Já o empresariado mobiliza-se em torno da aprovação do Código Brasileiro de Telecomunicações. Recuperando o espírito dos decretos n. 29.783, de julho de 1951, de Getúlio Vargas, e n. 50.840, assinado dez anos depois por Jânio Quadros, ambos reduzindo o período de validade das concessões, o presidente João Goulart veta 52 pontos da Lei n. 4.117, aprovada em 27 de agosto de 1962, instituindo o código. Assim, pretendendo aumentar o controle do Estado sobre a radiodifusão comercial, Jango rejeita, por exemplo, o parágrafo 3° do artigo 33, que estabelece a concessão por 10 anos para estações de rádio e por 15 para as de TV. O prazo de funcionamento das emissoras, portanto, ficaria a critério do Poder Executivo. O veto ao artigo 54, por sua vez, atinge garantias à livre expressão de críticas e de conceitos desfavoráveis aos atos de qualquer um dos poderes da Nação.
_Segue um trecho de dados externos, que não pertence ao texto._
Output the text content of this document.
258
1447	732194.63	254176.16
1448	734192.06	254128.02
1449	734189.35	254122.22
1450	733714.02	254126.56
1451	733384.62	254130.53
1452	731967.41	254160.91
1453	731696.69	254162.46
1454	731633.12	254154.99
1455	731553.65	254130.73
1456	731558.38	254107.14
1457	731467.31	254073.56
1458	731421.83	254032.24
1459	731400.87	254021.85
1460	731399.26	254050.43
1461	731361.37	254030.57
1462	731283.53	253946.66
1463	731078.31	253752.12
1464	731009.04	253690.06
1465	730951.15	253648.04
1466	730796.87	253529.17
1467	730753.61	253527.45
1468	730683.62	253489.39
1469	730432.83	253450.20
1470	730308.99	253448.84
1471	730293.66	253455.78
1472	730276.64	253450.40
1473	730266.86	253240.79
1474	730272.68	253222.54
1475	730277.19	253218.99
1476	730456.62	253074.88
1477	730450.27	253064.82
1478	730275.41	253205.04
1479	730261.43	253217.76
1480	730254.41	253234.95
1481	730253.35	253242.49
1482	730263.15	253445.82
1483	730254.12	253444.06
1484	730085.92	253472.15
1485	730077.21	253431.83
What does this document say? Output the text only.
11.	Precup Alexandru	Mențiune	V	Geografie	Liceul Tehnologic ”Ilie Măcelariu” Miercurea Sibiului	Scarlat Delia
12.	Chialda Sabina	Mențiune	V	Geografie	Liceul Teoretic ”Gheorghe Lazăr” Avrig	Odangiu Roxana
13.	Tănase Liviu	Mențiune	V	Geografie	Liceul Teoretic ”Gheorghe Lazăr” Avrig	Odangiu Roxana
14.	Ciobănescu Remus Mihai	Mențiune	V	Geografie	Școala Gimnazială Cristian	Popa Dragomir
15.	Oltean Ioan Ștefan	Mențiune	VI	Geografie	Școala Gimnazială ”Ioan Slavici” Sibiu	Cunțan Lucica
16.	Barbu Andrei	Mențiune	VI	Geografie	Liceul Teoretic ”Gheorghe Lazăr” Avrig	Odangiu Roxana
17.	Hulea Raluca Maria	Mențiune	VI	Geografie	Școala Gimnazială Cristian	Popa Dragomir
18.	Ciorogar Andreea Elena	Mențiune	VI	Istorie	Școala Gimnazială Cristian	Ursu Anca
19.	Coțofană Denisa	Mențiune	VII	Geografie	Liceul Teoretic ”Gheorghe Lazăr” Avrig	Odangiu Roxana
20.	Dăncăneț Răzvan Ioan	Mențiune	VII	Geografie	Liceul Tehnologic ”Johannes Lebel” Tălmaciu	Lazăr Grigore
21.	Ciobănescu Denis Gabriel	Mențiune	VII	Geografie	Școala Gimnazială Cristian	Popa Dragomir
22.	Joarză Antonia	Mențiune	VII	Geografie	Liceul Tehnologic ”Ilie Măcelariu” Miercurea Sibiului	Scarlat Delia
A partir daí, os proprietários de empresas do setor articulam-se para manter o que consideram conquistas. Nos dias anteriores à análise dos vetos presidenciais, em novembro de 1962, os empresários realizam uma ação lobista junto aos parlamentares, organizada pelo diretor geral dos Diários e Emissoras Associados, João de Medeiros Calmon. No domingo, dia 25, começam a chegar à capital federal os representantes das emissoras de todo o país. Do Rio Grande do Sul, viajam, entre outros, Antônio Abelin, da Rádio Imembuí, de Santa Maria; Flávio Alcaraz Gomes, da Rádio Guaíba; Frederico Arnaldo Ballvé, da Rádio e TV Gaúcha; Nelson Dimas de Oliveira e Franklin Peres, dos Associados; e Victor Hugo Ferlauto, das Emissoras Reunidas. Nas noites de 26 e 27 de novembro, apesar da posição contrária da bancada do PTB, os vetos vão sendo derrubados um a um.
Fundação da Abert (27 de novembro de 1962)
Da esquerda para a direita, Flávio Alcaraz Gomes (Rádio Guaíba), João Calmon (Diários e Emissoras Associados), Victor Hugo Ferlauto (Emissoras Reunidas) e outros dirigentes de rádio e televisão.
Fonte: GOMES, Flávio Alcaraz. Diário de um Repórter. Porto Alegre: Mercado Aberto, 1995. p. 116.

Coincidindo com o último dia da votação, representantes de 172 estações – entre as quais as de maior potência na época e a totalidade das de TV – fundam, no Hotel Nacional, a Associação Brasileira de Emissoras de Rádio e Televisão. Pouco mais de duas semanas depois da criação da Abert, a exemplo do que acontecera em Brasília, os dirigentes de estações do Rio Grande do Sul organizam uma entidade representativa de âmbito estadual, a Associação Gaúcha de Emissoras de Rádio e Televisão (Agert). Da reunião inicial, no dia 13 de dezembro, realizada na sede da Associação Rio-grandense de Imprensa, participam 62 lideranças empresariais, que escolhem a primeira diretoria da entidade, tendo como presidente Nelson Dimas de Oliveira, dos Diários e Emissoras Associados.

Um ano depois, em resposta à nova mobilização dos trabalhadores do setor, surge o Sindicato das Empresas de Rádio e Televisão no Rio Grande do Sul, tendo como primeiro presidente Franklin Peres, dos Diários e Emissoras Associados. No âmbito da consciência e das identidades de classe, completa-se, deste modo, o delineamento institucional básico, no território do estado, da indústria de radiodifusão sonora contemporânea. Vão auxiliar na maior definição deste processo a instalação, em 1963, de um escritório regional do Instituto Brasileiro de Opinião Pública e Estatística e o crescimento do mercado publicitário gaúcho ao longo das décadas de 1960 e 1970.